Sirammen
Oppervlakkig gezien kennen wij in het Nederlands veel minder woorden of woordafleidingen, die aan enige taal uit de voormalige koloniën zijn ontleend, dan aan het Frans, Duits of het Engels. Wat niet als specifiek wordt gekenschetst, heet te zijn ‘aanvaard,’ doch eerder kan worden gezegd: ‘door gebrek aan fantasie om een karakteristiek hollands woord te gebruiken, algemeen ingang gevonden’.
Willen wij dus een vergelijking maken met woorden, die elders werden ontleend, dan stellen wij het laatste als definitie voor ons uitgangspunt.
Ook moet bij een vergelijking de cultuur van een land of een volk in ogenschouw worden genomen. Immers, vele termen worden ontleend aan de kunst, de muziek (instrumenten), voeding, het geloof enz. Zelfs de werkwoorden, die, zoals het woord reeds aanduidt, betrekking hebben op de handeling en de daad, moeten eigenlijk worden gerubriceerd naar algemene handelingen, d.w.z. handelingen, die overal in de wereld gelijk zijn, en handelingen die een karakteristiek volksgebruik van het land aanduiden.
Juist waar bepaalde gebruiken uit een andere cultuur worden overgenomen, ontstaat de neiging een woord over te nemen. Een voorbeeld zal dit verduidelijken:
SIRAMMEN = zich met water uit een emmertje (gajong) begieten en zich zo baden. Het woordenboek kan niet zeggen: SIRAMMEN = baden. Nee, want baden = ‘mandih’. Evenmin kan worden gesteld SIRAMMEN = douchen. (Ook hier ontbreekt het hollandse woord!) Niemand zal nog zeggen: ‘Ik ga me even stortbaden’. Inderdaad is SIRAMMEN verhollandst, want het oorspronkelijke woord in het Maleis luidt ‘siram’. De en-uitgang komt bij het werkwoord niet voor. Bovendien worden de werkwoorden in het Maleis niet vervoegd.

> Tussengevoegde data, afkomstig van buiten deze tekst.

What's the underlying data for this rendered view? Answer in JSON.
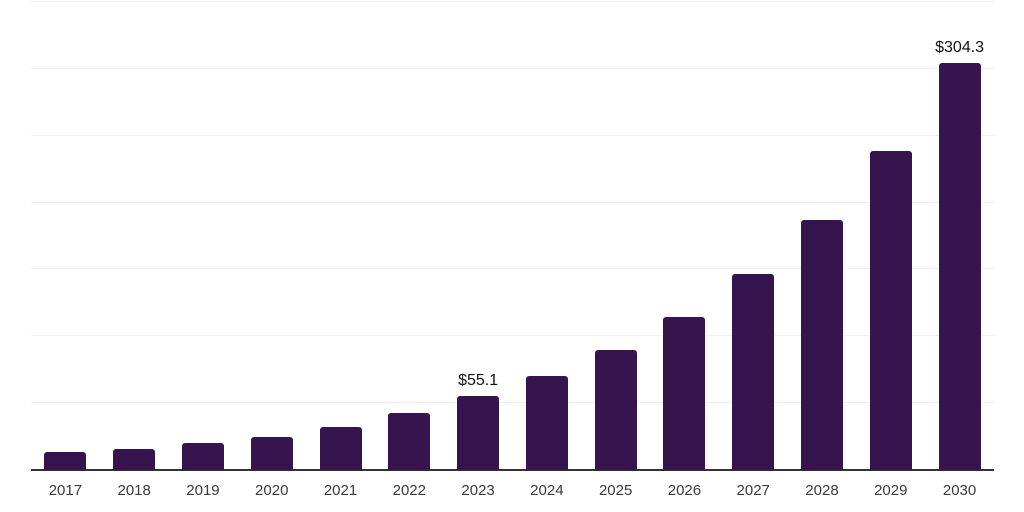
{
  "chart_data": {
    "type": "bar",
    "categories": [
      "2017",
      "2018",
      "2019",
      "2020",
      "2021",
      "2022",
      "2023",
      "2024",
      "2025",
      "2026",
      "2027",
      "2028",
      "2029",
      "2030"
    ],
    "values": [
      13.1,
      15.6,
      20.0,
      24.8,
      32.2,
      42.7,
      55.1,
      70.3,
      89.8,
      114.7,
      146.4,
      186.9,
      238.6,
      304.3
    ],
    "labeled_points": [
      {
        "category": "2023",
        "label": "$55.1"
      },
      {
        "category": "2030",
        "label": "$304.3"
      }
    ],
    "title": "",
    "xlabel": "",
    "ylabel": "",
    "ylim": [
      0,
      350
    ],
    "gridline_step": 50,
    "grid": "horizontal-only",
    "legend": "none",
    "y_tick_labels_visible": false,
    "colors": {
      "bar": "#36154E",
      "axis_line": "#333333",
      "gridline": "#F1F1F1",
      "tick_label": "#3A3A3A",
      "data_label": "#111111",
      "background": "#FFFFFF"
    }
  }
}
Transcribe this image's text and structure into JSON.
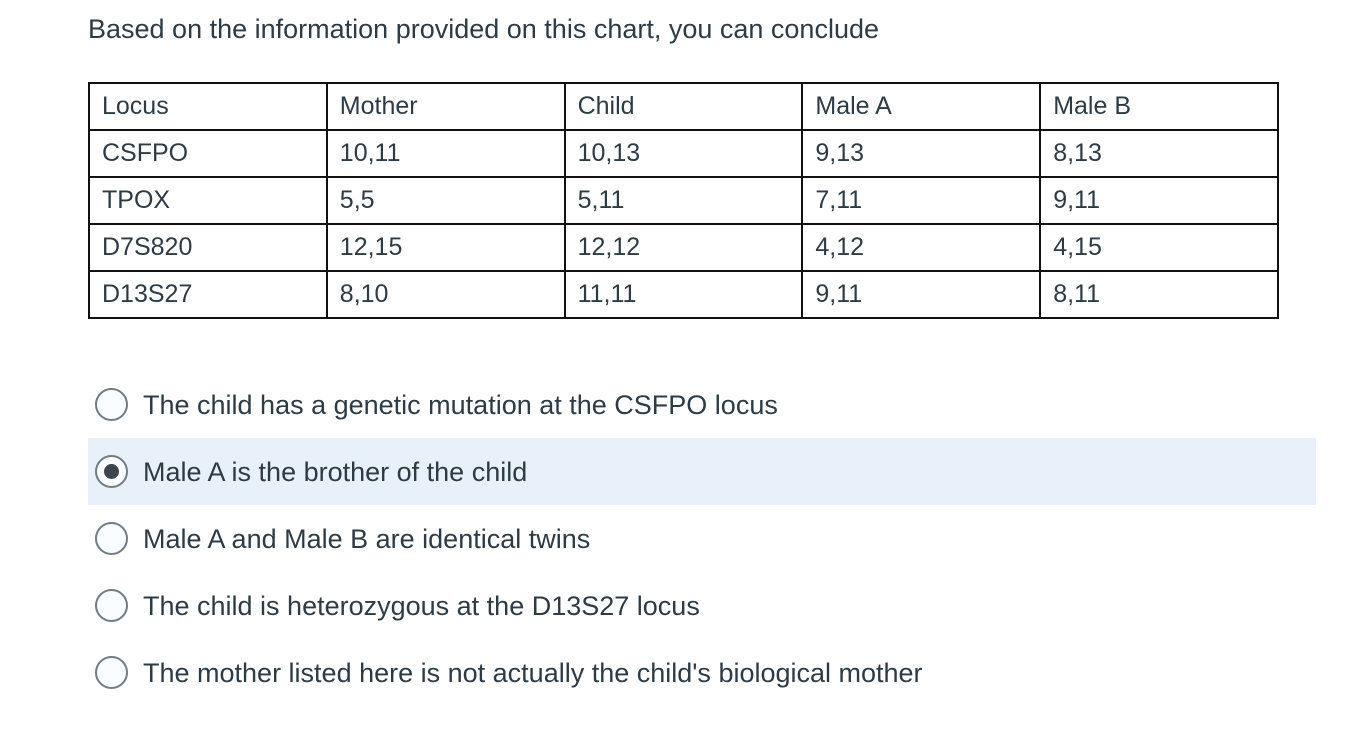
{
  "question": {
    "prompt": "Based on the information provided on this chart, you can conclude"
  },
  "table": {
    "headers": [
      "Locus",
      "Mother",
      "Child",
      "Male A",
      "Male B"
    ],
    "rows": [
      [
        "CSFPO",
        "10,11",
        "10,13",
        "9,13",
        "8,13"
      ],
      [
        "TPOX",
        "5,5",
        "5,11",
        "7,11",
        "9,11"
      ],
      [
        "D7S820",
        "12,15",
        "12,12",
        "4,12",
        "4,15"
      ],
      [
        "D13S27",
        "8,10",
        "11,11",
        "9,11",
        "8,11"
      ]
    ]
  },
  "options": [
    {
      "label": "The child has a genetic mutation at the CSFPO locus",
      "selected": false
    },
    {
      "label": "Male A is the brother of the child",
      "selected": true
    },
    {
      "label": "Male A and Male B are identical twins",
      "selected": false
    },
    {
      "label": "The child is heterozygous at the D13S27 locus",
      "selected": false
    },
    {
      "label": "The mother listed here is not actually the child's biological mother",
      "selected": false
    }
  ],
  "colors": {
    "text": "#2d3b45",
    "table_border": "#111111",
    "selected_highlight": "#e8f0fa",
    "radio_border": "#6f7b85",
    "radio_fill": "#fafdff",
    "radio_dot": "#3d464e",
    "page_bg": "#ffffff"
  }
}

De invloed van het Nederlands op het Maleis en Surinaams is vrij groot geweest.
Deze invloed berust bijna uitsluitend op overdracht van cultuur en gewoonten, het gebruik van voordien onbekende voorwerpen.
Moet hieruit worden afgeleid, dat germanismen, gallicismen en anglicismen worden verklaard uit taalverwantschap en is het feit, dat er weinig of geen verwantschap met de oosterse talen bestaat, de oorzaak waardoor er zo goed als geen ‘oosterse’ ISMEN zijn?